My last roommate wasn’t as bad as most of these, but I did get decent revenge.

Shortly after high school, my roommate and I decided that parents blew so we’d get an apartment. He found us a house. Excellent I thought, the rent was cheaper than most apartments and we don’t have to put up with our neighbors being on the other side of the wall.

He and I both worked at the same place and went to the same college. Though we rarely saw each other. After a while, of course, the relationship grew sour. He had a fetish for police encounters. We were playing paintball near the river where we lived. He thought it a good idea to shoot a police car. Well being that I was better camouflaged, and had some experience hiding (hunting), I found a well covered spot and hung out there, I knew he would run and that would draw the “Fuzz” away from me, I let him go. He got away from them by swimming across a river just down-stream from a sewage treatment plant and hiding in a junkyard. I have no idea how he got away, as he had to keep shooting a junk yard dog to keep it off him. After the police gave up, I searched him out, shot him in the calf muscle from 6 feet away and helped him hobble back home.

1:30 AM on a Saturday night: The police came looking for me (don’t ask) and he let them in the house and he decided it would be fun to let them in and see what they would do to me (again, his affinity for encounters with the authorities). Much to his dismay, and previously unbeknownst to him, the officer that showed up was a personal friend of mine that played in the same hockey league as me. He was disappointed.

He had a tendency to ignore his girlfriend. She was a friend of mine as well as my sister, so she would talk to me instead of his cranky bitch ass. He used to brag on how he got to see her boobs, which I doubt actually ever occurred.

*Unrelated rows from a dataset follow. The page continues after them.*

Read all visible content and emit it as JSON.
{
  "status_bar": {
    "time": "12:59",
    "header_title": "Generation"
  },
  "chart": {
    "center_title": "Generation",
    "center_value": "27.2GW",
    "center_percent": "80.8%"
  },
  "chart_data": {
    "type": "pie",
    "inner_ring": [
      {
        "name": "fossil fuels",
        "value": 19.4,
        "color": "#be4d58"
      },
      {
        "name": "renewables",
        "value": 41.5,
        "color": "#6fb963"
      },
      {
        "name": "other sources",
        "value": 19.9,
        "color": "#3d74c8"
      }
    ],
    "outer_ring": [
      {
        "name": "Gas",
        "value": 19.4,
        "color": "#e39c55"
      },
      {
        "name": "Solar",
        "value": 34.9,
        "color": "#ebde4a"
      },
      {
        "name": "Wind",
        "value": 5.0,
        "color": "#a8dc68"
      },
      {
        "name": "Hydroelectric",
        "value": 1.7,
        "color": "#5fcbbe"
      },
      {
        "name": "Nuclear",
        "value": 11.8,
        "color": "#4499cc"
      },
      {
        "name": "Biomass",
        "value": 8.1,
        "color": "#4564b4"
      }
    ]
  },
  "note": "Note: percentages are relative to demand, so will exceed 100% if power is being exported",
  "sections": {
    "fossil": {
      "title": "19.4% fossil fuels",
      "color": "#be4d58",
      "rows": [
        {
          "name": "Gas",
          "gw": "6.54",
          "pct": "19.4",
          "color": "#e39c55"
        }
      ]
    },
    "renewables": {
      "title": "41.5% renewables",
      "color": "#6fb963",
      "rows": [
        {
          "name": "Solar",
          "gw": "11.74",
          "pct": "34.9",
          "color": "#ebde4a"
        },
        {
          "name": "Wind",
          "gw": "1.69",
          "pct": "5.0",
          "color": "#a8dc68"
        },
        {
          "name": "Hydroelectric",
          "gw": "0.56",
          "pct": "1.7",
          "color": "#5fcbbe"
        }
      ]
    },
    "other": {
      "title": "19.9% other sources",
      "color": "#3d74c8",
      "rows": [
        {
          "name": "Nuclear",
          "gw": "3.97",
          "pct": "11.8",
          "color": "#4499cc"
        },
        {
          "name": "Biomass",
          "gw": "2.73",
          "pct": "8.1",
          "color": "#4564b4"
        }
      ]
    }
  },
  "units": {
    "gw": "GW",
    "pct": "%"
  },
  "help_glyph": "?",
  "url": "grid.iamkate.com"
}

He had a couple of cats. Cats are usually easy to potty train, but when you don’t change their litter, they tend to do as they please, where they please. This occurred frequently on my couch or in the laundry room. After a period of caring for the cats myself, I decided to let them use his piles of dirty clothing for relief. I stopped doing my laundry there as it began to develop a smell something akin to ammonia. I don’t know what chemical reactions occur when urine is cooked in a sunbathed room, but I’m sure you could clean windows or strip paint with it.

Like other roommates, he routinely ate my food, used my dishes and such. He would never clean the microwave that I purchased and kept in my bedroom. I removed it. I didn’t like stale over-cooked cheddar stench in my sleeping quarters.

Vengeance is mine sayeth the roommate. The final straw was when he bought a brand new car. I finally figured it out. No person paying for college and rent can buy a brand new Saturn on $8.50/hr with only a $500 down payment and no savings. I did a little investigating and found that his parents owned the house we were living in. I went directly there, brought a friend, packed my shit up and left. I took all of my dishes, which he had dirtied, along with his. I took the outside and had my friend shoot them from a small clay pigeon thrower and shot skeet with his dishes until he returned home. He said that what I was doing wasn’t very cool. I responded with my shotgun in hand, fully loaded “Good? Bad? I'm the guy with the gun.

The only roommate I have had since, I married. My former roommate is in the business of dating underage girls and stalking the above mention, and now ex-girlfriend when he is in town.